Angelica searches for more words, but finds none. Eliza Frost rises from her chair with a suddenness that might bespeak a woman about to quit the room – it is only with effort that Angelica restrains herself from seizing her friend’s hand – but she is only going to shake cake crumbs into the cage of sleeping mice. Angelica turns sullenly back to Mrs Chappell. ‘What if I found I was unable to accept your very generous invitation?’

‘Well, then, we would find ourselves in a difficult position,’ says Mrs Chappell, who looks in fact as if her own position were never more comfortable. ‘I should think, given the situation, there would never be any more invitations extended to you.’

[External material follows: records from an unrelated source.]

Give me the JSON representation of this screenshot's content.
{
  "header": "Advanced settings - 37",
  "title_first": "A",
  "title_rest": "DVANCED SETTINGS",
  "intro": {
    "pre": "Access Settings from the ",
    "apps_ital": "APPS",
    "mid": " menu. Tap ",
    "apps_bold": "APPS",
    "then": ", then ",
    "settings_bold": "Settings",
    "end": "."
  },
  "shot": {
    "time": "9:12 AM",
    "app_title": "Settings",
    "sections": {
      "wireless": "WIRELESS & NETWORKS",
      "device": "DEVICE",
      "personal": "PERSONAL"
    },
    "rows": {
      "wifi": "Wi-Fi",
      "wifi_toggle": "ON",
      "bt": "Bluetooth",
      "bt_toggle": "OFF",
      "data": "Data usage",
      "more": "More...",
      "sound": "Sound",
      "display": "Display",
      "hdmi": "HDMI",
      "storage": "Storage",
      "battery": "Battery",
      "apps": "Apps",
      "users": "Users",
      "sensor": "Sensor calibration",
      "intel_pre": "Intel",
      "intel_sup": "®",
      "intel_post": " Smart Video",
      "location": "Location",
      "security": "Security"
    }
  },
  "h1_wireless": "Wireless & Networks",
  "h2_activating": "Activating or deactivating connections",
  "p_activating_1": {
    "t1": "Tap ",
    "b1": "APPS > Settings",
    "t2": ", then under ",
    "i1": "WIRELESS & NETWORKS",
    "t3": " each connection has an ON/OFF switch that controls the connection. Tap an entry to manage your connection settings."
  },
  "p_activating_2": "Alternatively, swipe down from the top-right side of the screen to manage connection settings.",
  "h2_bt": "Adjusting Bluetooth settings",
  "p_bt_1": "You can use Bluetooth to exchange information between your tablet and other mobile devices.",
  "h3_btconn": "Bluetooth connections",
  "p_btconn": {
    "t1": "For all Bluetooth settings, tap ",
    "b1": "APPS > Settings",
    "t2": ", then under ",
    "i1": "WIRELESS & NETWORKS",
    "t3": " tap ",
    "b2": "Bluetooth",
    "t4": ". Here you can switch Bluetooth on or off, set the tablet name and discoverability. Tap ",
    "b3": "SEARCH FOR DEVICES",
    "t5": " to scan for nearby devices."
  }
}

Mrs Frost straightens up. She closes the latch of the cage.

‘We agreed,’ says Mrs Chappell, ‘that you would be available at my house when you were wanted there. I help you, do I not? I mention your name to my gentlemen; I host your meetings with them—’

‘No need to recall it to me.’

‘So you must help me in return.’

Angelica considers, watched by Mrs Frost (uneasily), Mrs Chappell (coolly) and the girls (enquiringly). The mice are stirring and piping to one another; the dogs perk their ears; the shadows waver on the walls. She musters the broadest smile she has shown all morning. ‘I’ll take a glass of wine with the gentleman, and gladly. I like mermaids and I like parties. For a mermaid party I’ll tolerate far greater hardships than that.’

‘Ah, there’s my amenable girl. Much obliged to ye, Mrs Neal. You will go far, I never doubt it.’